Gut 142.800 Ehen sind im vergangenen Jahr in Deutschland geschieden worden. Das waren knapp 1100 Scheidungen weniger als im Jahr davor (minus 0,7 Prozent), wie am Donnerstag das Statistische Bundesamt mitteilte.
Im Durchschnitt blickten Paare auf 14,5 Jahre Ehedauer zurück. Die Zahl der Scheidungen sank seit 2012 jährlich - mit Ausnahme eines leichten Anstiegs im Jahr 2019.
Unter den Geschiedenen waren etwa 1000 gleichgeschlechtliche Paare (2020 etwa 900). Die »Ehe für alle« gibt es in Deutschland seit Oktober 2017. Gleichgeschlechtliche Paare, die in der zuvor schon möglichen Eingetragenen Lebenspartnerschaft leben, beenden diese nicht durch Scheidung, sondern durch Aufhebung. Aufhebungen gab es 2021 ebenfalls etwa 1000 (etwa 9 Prozent weniger als im Jahr davor).
Trennungsjahr
Auswirkungen der Corona-Pandemie auf die Zahl der Scheidungen gibt es nach Expertenmeinung noch keine. Für die Berliner Rechtsanwältin Alicia von Rosenberg ist es wenig überraschend, dass sich die Pandemie und womöglich Ehekrisen im Lockdown in der Statistik 2021 nicht abbildeten. »Man braucht das Trennungsjahr, um überhaupt ein Scheidungsverfahren einleiten zu können«, sagte sie der Deutschen Presse-Agentur. Selbst in einem Fall einvernehmlicher Scheidung dauere es einige Wochen, bis der Fall vor Gericht komme. Hinzu kommen im Normalfall noch einmal sechs bis acht Wochen, bis eine Scheidung durch die Zustellung der Dokumente rechtskräftig werde.
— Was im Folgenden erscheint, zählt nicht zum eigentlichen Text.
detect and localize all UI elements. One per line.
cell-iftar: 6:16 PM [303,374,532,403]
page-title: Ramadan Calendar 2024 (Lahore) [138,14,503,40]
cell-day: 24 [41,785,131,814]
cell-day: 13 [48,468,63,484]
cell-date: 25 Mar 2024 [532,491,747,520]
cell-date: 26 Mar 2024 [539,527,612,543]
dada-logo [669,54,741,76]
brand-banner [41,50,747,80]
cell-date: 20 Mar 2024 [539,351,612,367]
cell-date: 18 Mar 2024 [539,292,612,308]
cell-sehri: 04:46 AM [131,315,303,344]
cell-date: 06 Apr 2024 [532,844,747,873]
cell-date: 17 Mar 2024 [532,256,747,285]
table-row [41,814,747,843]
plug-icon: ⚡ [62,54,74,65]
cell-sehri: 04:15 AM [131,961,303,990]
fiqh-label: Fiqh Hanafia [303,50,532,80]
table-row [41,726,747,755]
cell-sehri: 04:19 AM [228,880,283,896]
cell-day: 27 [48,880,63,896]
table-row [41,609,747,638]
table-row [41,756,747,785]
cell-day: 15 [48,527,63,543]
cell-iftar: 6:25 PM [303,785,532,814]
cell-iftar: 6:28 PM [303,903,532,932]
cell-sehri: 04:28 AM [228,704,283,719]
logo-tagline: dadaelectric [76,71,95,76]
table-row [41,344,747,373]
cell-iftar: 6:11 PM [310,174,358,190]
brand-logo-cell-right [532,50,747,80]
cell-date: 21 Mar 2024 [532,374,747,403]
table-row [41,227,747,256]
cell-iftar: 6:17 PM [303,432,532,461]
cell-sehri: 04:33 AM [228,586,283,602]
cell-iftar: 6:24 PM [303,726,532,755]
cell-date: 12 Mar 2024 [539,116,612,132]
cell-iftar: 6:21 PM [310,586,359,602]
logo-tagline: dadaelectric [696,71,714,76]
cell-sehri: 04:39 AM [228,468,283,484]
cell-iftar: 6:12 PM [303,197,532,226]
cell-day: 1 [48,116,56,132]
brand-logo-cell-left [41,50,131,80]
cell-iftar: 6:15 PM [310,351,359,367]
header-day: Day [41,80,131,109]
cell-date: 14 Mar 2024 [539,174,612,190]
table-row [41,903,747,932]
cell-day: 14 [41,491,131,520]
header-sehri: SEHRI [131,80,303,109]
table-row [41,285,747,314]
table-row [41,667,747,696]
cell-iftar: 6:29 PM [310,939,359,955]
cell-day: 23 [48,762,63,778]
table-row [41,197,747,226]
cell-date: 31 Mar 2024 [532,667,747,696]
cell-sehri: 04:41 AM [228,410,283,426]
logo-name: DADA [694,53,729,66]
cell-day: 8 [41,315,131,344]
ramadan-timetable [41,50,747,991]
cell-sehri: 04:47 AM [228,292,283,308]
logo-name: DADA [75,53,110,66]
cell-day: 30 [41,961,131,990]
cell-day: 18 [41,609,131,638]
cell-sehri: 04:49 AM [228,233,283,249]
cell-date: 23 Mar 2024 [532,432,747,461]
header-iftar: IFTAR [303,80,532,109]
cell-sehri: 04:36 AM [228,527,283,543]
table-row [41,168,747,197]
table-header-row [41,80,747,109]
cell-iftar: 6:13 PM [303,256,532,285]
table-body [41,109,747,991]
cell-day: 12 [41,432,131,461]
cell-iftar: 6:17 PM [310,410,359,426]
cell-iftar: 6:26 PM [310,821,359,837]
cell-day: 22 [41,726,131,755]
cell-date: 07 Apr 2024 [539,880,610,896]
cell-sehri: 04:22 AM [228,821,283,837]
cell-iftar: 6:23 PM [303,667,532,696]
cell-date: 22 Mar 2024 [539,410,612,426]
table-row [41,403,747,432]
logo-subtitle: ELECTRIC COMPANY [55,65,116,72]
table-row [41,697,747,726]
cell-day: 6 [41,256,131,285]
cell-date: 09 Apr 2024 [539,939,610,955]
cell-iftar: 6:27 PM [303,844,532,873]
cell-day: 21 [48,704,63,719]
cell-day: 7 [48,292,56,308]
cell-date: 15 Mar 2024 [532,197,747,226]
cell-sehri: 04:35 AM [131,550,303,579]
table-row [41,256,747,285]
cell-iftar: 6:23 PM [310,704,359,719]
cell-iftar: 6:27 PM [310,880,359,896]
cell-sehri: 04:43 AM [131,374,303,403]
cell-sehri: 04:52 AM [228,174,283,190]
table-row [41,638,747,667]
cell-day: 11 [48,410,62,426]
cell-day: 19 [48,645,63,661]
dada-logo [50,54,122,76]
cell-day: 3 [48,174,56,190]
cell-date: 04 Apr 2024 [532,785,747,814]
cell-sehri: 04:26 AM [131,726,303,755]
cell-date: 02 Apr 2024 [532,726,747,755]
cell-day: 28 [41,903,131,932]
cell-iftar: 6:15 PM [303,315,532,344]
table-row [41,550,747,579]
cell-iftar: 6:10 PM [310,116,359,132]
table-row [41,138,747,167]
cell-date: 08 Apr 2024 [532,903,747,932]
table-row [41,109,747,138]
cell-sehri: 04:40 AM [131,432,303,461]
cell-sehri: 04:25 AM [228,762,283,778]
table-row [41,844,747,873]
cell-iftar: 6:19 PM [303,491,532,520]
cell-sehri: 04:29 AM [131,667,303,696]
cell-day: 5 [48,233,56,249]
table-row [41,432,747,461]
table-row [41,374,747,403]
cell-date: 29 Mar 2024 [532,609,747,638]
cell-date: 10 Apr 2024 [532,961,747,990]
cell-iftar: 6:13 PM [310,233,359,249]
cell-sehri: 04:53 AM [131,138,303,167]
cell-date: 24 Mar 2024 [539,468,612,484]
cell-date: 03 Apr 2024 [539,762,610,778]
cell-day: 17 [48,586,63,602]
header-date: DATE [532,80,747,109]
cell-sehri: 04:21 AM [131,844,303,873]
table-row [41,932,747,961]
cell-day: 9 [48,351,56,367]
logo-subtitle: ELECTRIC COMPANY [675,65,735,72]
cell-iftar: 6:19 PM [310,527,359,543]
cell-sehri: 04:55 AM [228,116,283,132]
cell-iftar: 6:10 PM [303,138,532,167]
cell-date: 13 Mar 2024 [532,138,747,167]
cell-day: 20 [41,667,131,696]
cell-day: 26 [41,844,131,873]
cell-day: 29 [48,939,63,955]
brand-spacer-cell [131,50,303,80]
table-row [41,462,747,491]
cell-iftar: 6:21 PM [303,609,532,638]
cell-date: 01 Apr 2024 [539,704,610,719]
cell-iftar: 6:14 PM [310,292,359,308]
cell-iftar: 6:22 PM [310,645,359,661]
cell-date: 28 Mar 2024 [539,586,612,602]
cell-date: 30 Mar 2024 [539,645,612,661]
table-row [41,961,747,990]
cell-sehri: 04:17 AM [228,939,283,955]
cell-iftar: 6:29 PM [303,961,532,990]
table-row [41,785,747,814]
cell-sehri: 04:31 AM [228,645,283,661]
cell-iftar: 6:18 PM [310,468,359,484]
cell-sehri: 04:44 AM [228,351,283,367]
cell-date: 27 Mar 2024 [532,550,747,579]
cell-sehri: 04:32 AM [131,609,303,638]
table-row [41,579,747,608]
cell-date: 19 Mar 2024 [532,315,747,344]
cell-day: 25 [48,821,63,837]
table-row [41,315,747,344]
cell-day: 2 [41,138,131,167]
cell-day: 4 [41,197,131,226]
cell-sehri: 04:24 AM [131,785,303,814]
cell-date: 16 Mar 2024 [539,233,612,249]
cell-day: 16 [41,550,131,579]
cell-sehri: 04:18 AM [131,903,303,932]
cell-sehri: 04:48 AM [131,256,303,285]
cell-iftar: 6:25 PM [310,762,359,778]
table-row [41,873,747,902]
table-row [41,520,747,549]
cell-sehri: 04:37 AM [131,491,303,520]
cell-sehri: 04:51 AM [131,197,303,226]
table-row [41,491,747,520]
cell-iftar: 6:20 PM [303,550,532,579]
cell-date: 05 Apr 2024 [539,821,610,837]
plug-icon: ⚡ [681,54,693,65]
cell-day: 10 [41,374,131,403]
Doch was heißt derzeit schon normal? »Momentan verzögert sich alles«, sagt von Rosenberg. Coronafälle bei den Geschäftsstellen der Justiz, bei den Gerichten, bei den Rentenversicherungen - Krankheitsausfälle und Wartezeiten könnten ein Verfahren zum Marathon werden lassen. Zudem ist es eben auch bei grundsätzlicher Einigkeit über die Scheidung selbst nicht immer so einfach, vor allem, wenn es nicht nur um ein Paar geht, sondern auch um Kinder. Unterhalt, Umgangsrecht, die Aufteilung von Vermögen und gemeinsamen Anschaffungen. Auch ohne die Folgen einer Pandemie dauert es, all diese Fragen zu klären.
Nach Angaben des Statistischen Bundesamts hatte etwas mehr als die Hälfte der 2021 geschiedenen Ehepaare minderjährige Kinder. Insgesamt waren im vergangenen Jahr etwa 121 800 Kinder und Jugendliche von der Scheidung ihrer Eltern betroffen.
Die Aschaffenburger Psychotherapeutin Silvia Nürnberger sagt über 2021: »Im Lockdown mussten viele Paare, die sonst wenig Zeit miteinander verbracht haben, regelrecht zusammenkleben. Es gab auch keinen Ausweg.« Manche Paare habe diese Erfahrung zusammengeschweißt, bei anderen seien Risse, die vielleicht schon vorher existierten, zutage getreten. »Ich glaube, die Corona-Auswirkungen kommen erst noch in die Statistik.«
Gesellschaftlicher Wandel
Die Pandemie habe manche Probleme womöglich verschärft, doch ein Beziehungs-Aus hänge auch mit gesellschaftlichem Wandel zusammen. »Die heutige Gesellschaft hat generell ein Problem, mit Konflikten umzugehen«, meint die Therapeutin. »Man glaubt, wenn ein Konflikt da ist, kann man das nicht anders lösen als durch eine Trennung.«
Hinzu komme, dass Trennung und Scheidung nicht mehr mit einer Stigmatisierung verbunden seien - wie noch vor wenigen Jahrzehnten und vor allem bei Frauen. Dies zeige auch der wachsende Anteil von Langzeitehen, die vor dem Scheidungsrichter enden.
Etwa 22.900 oder 16,1 Prozent aller geschiedenen Paare des Jahres 2021 waren bereits mindestens im 25. Jahr verheiratet. Zum Vergleich: Vor 25 Jahren (1996) wurde mit 18.000 nur gut ein Zehntel der geschiedenen Paare im Jahr der Silberhochzeit oder danach geschieden.